Dii-Chef Paul van Son, inzwischen das „Gesicht des Wüstenstroms“, fordert nach wie vor den Abbau der staatlichen Förderung für die fossilen Energieträger (laut IEA etwa fünfmal so hoch wie für die Erneuerbaren): „Dann wird Wüstenstrom bald allgemein ohne Subventionen in einem fairen und transparenten Markt wettbewerbsfähig sein. Die praktischen Aspekte der Wüstenstromprojekte nehmen schnell an Bedeutung zu. In diesem Kontext wird die Dii ihre Arbeit als Berater für ihre Partner vor Ort in Dubai, Vereinigte Arabische Emirate, einem Zentrum für Innovationen in MENA, fortsetzen.“

Zwei Konzern-Stimmen: ABB und ACWA-Power

Paddy Padmanathan CEO von ACWA Power, einem der drei weiterhin aktiven Dii-Gesellschafter (neben RWE und der SGCC – State Grid Corporation of China), ist der Dii mit seinem Unternehmen aus zwei Gründen beigetreten: “Erstens, um die Stakeholder in Europa und MENA von der phänomenalen Chance zu überzeugen, nachhaltig wettbewerbsfähigen Wüstenstrom zu produzieren, und diesen Strom nicht nur dort zu verbrauchen, sondern auch preiswert nach Europa zu übertragen – und zweitens die überwiegend europäischen Mitspieler dazu zu bewegen, sich MENA-Unternehmen wie uns anzuschließen und beim Einsatz entsprechender Technologien mitzuhelfen, um die Schaffung des Grünstrom-Marktes zu beschleunigen.“ ACWA-Power stelle mit großer Zufriedenheit fest, so Padmanathan, dass die Dii beide Ziele erfolgreich verfolgt habe: „Deshalb sind wir Hauptpartner geworden und begleiten die Dii ins nächste Zeitalter der schnellen Verbreitung von Öko-Energie.”

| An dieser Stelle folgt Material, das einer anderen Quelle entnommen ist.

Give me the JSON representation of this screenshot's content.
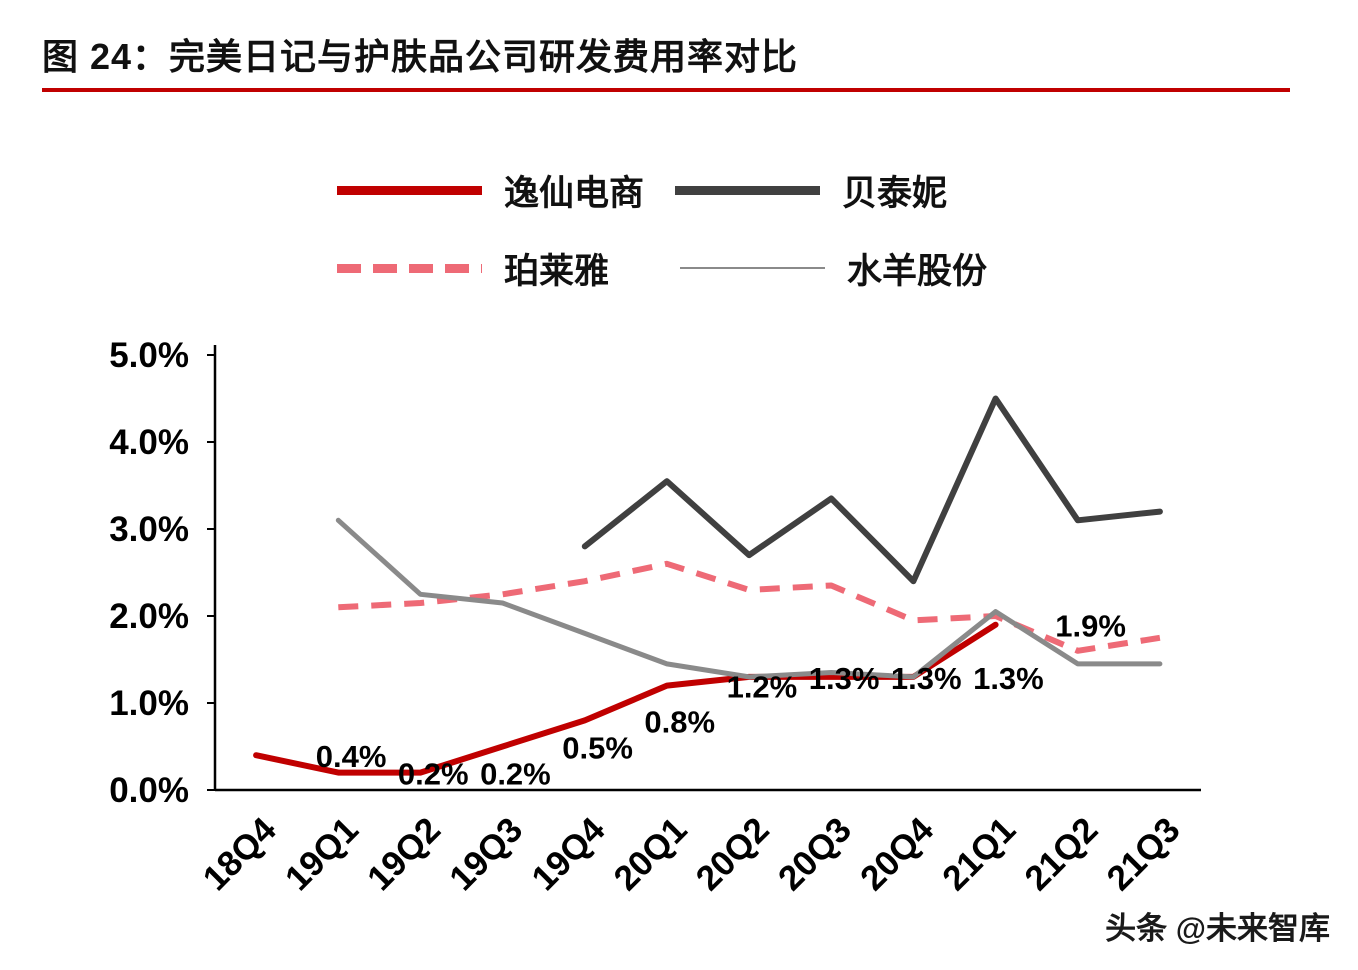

Jochen Kreusel, Leiter des Konzernprogramms Smart Grids bei der ABB AG und Mitgründer der Dii, sieht die Dii-Mission ebenfalls weitgehend erfüllt: „Aus unserer Sicht sind die vor fünf Jahren definierten Ziele inzwischen überwiegend erreicht worden. Damals haben erneuerbare Energien im Nahen Osten und in Nordafrika kaum eine Rolle gespielt. Das ist heute völlig anders.“ Dass mit der Schaffung eines Konsortiums aus hochangesehenen Industrieunternehmen die Wüstenstrom-Idee institutionalisiert worden sei, habe viel zur Glaubwürdigkeit der erneuerbaren Energien in der Region beigetragen. „Im Gegensatz zum Jahr 2009 ist der Ausbau der erneuerbaren Energien spürbar in Gang gekommen. Rund 70 Projekte sind inzwischen realisiert oder in der Umsetzung. Darüber hinaus haben die umfangreichen Studien der Dii in vorher nicht erreichter Qualität Transparenz über die Potentiale erneuerbarer Energien und den Nutzen einer langfristigen Vernetzung von Europa und der MENA-Region geschaffen.“

Weltweite Zusammenarbeit aller Player nötig

Führ hebt den einzigartigen Charakter der fünfjährigen Zusammenarbeit hervor: “Dank an alle Beteiligten an dieser einzigartigen Zusammenarbeit. Meines Wissens hat es noch nie eine derartige breite Zusammenarbeit zwischen mittelständischen Unternehmen, sowie weltweit tätigen Konzernen einerseits und einer gemeinnützigen Stiftung andererseits als Beitrag zum Klimaschutz gegeben.“ Das sei beispielgebend und verdiene höchste Anerkennung. Über alte Konfliktlinien hinaus bedürfe es mehr derartiger Kooperation. Der Gründungsvorstand der Desertec Foundation: „Wir müssen unsere Anstrengungen gerade in dieser Hinsicht verstärken.”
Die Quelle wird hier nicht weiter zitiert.